My respect for Asian chefs — Japanese in particular — has always surpassed my feelings for many of their European and American counterparts. Not because they work harder or are better cooks (which may or may not be true), but because they readily make sacrifices we round eyes are unwilling to suffer.

Everyone from Wolfgang Puck to your average line cook loves to give lip service to opening a “small, personal restaurant where I can cook my food for friends and others who appreciate it,” but that’s a bunch of hooey (dished to credulous critics and such) and they know it. Truth be told, once you’ve got a taste for casino money — whether as an employee or owner — the idea of risking it all for the uncertainty of running your own, barely profitable business is a gamble very few want to take.

Except for Asian chefs — Japanese in particular.

Consider these facts: What Mitsuo Endo started with Raku in January 2008 has spawned Monta, Nakamura Ya, Izakaya Go, Kabuto, Fish N Bowl, Kyara, Ramen Sora, Japaneiro, Inyo, and Yui Edomae Sushi, among others. With the exception of a few downtown joints (Bradley Manchester’s Glutton, Kerry Simon/Cory Harwell’s Carson Kitchen, and Daniel Krohmer’s Other Mama), nothing we gringos have done can come close to competing with this wave of Japanese authenticity and deliciousness. (Sure, there were plenty of sushi bars around before the crash of ‘o8, and many are still with us, but most of them are owned by Koreans pushing California and spicy tuna rolls on customers so gastronomically timid, they make my Aunt Edna look like Toshiro Mifune.)

You can now add another feather into this bonnet of Nipponese industriousness with the opening of Hiroyoshi — the latest in our wave of edomae sushi restaurants that may be the biggest gamble, with the biggest payoff yet.

It’s by far the biggest Japanese gamble because it is, by far, the farthest from the economic eating engine that is Spring Mountain Road. By several miles in fact.

In fact, Hiroyoshi is in such an obscure place for a restaurant of its quality, that you have to question the sanity of one Hiro Yoshi — formerly a sushi chef at Blue Ribbon — for taking over the space* to begin with. But any doubts you have as to his sanity will evaporate the moment after you take your first bite.

Bear in mind, this is Tokyo-style sushi. The real deal. Fine fish, finely cut and served on rice so pure, you can count the grains in your mouth.

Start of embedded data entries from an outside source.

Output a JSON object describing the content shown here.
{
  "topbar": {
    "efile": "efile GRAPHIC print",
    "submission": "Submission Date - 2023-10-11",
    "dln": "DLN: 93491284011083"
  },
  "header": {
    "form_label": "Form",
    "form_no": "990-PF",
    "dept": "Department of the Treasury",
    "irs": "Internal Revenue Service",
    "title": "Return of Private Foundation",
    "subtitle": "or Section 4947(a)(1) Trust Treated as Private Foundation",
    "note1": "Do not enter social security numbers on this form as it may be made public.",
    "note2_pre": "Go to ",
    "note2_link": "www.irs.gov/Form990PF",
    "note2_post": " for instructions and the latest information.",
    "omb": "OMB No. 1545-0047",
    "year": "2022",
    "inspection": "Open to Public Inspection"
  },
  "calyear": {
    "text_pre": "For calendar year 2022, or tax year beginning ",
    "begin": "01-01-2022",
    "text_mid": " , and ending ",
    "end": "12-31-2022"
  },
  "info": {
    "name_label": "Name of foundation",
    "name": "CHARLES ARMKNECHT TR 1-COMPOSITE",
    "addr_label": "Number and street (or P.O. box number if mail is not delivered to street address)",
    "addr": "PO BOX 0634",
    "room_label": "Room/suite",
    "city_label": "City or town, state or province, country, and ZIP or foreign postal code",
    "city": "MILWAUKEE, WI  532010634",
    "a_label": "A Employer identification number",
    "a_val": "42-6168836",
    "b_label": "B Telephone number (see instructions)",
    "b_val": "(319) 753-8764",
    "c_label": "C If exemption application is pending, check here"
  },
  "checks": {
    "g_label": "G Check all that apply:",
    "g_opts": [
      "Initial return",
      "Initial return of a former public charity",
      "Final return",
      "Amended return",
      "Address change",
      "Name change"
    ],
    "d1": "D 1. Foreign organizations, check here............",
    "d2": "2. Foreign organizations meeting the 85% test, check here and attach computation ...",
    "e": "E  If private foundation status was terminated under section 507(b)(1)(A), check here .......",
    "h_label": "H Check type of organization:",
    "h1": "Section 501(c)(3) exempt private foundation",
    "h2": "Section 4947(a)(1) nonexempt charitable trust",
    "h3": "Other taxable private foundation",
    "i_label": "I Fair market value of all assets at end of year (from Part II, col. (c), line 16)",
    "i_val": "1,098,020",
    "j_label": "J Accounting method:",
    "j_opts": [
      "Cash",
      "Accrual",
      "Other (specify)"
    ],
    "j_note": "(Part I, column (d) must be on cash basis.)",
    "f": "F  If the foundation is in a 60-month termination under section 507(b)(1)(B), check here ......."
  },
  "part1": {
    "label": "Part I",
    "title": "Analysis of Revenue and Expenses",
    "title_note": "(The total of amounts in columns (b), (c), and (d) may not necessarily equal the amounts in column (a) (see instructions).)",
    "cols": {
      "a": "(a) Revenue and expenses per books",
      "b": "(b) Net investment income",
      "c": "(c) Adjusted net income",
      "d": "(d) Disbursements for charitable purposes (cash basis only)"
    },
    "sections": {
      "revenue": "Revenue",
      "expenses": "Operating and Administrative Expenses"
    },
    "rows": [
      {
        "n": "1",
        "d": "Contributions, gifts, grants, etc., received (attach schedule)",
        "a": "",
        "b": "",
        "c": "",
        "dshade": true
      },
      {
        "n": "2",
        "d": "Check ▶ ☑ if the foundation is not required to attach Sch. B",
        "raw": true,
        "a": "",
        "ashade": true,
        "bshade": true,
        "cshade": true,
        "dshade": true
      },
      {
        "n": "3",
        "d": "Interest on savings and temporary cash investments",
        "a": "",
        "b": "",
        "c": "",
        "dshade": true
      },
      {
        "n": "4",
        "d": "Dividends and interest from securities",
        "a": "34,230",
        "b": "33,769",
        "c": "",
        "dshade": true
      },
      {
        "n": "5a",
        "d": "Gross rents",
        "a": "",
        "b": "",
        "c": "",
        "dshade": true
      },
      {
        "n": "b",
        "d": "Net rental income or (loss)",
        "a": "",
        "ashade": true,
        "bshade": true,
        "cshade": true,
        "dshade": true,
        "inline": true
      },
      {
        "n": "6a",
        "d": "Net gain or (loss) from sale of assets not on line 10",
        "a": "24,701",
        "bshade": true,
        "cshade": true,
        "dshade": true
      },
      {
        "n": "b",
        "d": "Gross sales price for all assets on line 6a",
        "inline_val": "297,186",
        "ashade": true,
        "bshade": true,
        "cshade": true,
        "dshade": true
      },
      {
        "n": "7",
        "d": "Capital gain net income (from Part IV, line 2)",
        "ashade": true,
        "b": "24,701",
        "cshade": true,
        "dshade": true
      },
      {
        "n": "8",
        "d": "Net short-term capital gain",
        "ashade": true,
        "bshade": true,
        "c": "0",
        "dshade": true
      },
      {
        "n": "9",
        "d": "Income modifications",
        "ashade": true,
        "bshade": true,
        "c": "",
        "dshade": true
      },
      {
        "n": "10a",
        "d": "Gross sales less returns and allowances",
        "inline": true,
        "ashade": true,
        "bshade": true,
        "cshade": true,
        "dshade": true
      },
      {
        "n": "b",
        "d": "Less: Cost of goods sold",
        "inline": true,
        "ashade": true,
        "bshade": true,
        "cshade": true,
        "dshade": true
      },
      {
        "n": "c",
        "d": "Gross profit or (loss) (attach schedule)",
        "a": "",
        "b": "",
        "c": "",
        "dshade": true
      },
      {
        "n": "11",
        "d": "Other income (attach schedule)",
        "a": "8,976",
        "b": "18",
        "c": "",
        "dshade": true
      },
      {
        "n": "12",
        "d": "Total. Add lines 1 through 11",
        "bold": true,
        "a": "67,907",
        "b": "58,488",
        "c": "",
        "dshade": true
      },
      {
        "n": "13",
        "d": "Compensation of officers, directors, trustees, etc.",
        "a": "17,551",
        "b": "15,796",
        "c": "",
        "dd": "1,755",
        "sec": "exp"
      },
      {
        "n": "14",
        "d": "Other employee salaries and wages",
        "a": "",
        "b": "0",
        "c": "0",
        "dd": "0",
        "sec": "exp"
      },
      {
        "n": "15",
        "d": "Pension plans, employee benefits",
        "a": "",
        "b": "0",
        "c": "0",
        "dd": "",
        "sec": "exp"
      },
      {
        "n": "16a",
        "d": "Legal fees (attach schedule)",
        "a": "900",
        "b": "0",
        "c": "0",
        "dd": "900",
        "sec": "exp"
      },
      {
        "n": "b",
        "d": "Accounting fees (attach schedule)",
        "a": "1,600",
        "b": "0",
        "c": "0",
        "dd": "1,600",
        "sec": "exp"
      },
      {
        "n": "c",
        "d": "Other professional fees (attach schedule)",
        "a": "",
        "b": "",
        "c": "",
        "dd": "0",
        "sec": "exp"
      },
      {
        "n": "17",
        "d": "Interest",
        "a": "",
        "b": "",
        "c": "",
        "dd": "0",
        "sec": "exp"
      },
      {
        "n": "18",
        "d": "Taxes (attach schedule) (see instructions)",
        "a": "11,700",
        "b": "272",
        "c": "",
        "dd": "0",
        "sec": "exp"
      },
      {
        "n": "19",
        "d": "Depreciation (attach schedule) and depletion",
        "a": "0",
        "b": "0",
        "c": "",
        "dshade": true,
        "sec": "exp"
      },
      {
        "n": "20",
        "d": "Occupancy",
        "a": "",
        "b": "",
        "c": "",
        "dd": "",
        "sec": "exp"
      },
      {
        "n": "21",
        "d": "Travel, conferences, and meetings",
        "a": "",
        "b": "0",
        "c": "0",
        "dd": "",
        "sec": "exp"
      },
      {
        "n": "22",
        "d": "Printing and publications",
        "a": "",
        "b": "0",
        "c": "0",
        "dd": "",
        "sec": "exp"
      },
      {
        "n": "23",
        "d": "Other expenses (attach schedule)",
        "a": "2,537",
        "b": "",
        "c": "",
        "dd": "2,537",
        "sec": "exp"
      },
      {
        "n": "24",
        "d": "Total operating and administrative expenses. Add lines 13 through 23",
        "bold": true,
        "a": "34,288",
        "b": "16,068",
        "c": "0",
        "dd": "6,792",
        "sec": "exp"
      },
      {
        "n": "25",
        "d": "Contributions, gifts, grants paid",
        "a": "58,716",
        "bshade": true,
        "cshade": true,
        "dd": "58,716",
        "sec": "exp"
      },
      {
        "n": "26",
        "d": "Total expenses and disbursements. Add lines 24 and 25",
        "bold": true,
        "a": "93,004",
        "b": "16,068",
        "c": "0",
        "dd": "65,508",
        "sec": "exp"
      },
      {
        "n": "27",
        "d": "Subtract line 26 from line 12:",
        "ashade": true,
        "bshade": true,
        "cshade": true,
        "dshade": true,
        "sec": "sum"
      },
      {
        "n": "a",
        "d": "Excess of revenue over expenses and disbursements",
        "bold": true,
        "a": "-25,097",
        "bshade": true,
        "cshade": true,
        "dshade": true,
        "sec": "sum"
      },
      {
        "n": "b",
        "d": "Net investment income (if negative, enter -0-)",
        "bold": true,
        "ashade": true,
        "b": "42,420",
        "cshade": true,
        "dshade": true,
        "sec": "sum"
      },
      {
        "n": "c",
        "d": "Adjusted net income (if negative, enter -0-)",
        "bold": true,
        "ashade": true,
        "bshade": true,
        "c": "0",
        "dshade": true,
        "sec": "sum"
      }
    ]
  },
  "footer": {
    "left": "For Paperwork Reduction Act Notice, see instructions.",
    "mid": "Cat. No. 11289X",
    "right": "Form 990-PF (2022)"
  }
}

As we’ve said when we’ve gone crazy-nuts for Kabuto and Yui: don’t even bother to show up if you’re the sort who eschews fresh fish for overwrought, inside-out sushi rolls. Of course, being no fool, Hiro-san includes some specialty rolls on his menu (unlike the purist temples just mentioned), but you can get a “Dragon Maki Mega Roll” anywhere.  If that’s your bag, Mr. and Mrs. Gaijin, Sushi Fever and Osaka are just up the road. Here, you come to see Hiro’s knife work, and to eat impeccable fresh fish on even more impeccably seasoned rice:


Or to enjoy this umami-bomb of grilled cod with mushrooms:

…or to watch him compose this drop-your-chopsticks, intricate sashimi plate:


For the truly adventuresome among you, there’s also these chewy, gelatinous strands of jellyfish — containing more texture than taste — which will bolster your street cred among the Bizarre Foods crowd.


…as will this unagi (eel) tucked inside of savory tamago (egg):


All of which were part of an $85/pp omakase that stands up to anything Yui or Kabuto can throw at you…and which puts most sushi on the Strip to shame.

Put it all together and you have a neighborhood sushi bar** that feels like it relocated from Shibuya. The fact that it also happens to be in ELV’s ‘hood (close to downtown) is also a plus, but the fact that it exists at all, and seems to be thriving, is a testament to how far our Japanese eating has come.

Which is a testament  to Japanese chefs and chef/owners, who are dedicated to their craft, rather than the cult of celebrity, and brave enough to put their money where your mouth is.

And I’ve yet to see a stupid tattoo on any of their forearms advertising how cool and tough they are.

There, I said it.

Our two meals for two came to $144 and $241 (including tip) — the latter one being the omakase meal and both including a small (375 ml) bottle of good sake. The sake and beer list is woefully small, but the selections are decent and not onerously priced. There are only thirty seats so booking ahead (especially on weekends) is a must.


5900 West Charleston Blvd.

Las Vegas, NV 89146



* Formerly occupied by a sushi bar of below-average quality, noteworthy only for the fact that the chef/owner once put my name on a wooden sake box (at another location in 1996), and spent every spare minute (when he wasn’t composing maki rolls) at the video poker machines next door.

** Domo arigato to Judge Bita Khamsi for putting us on to this place.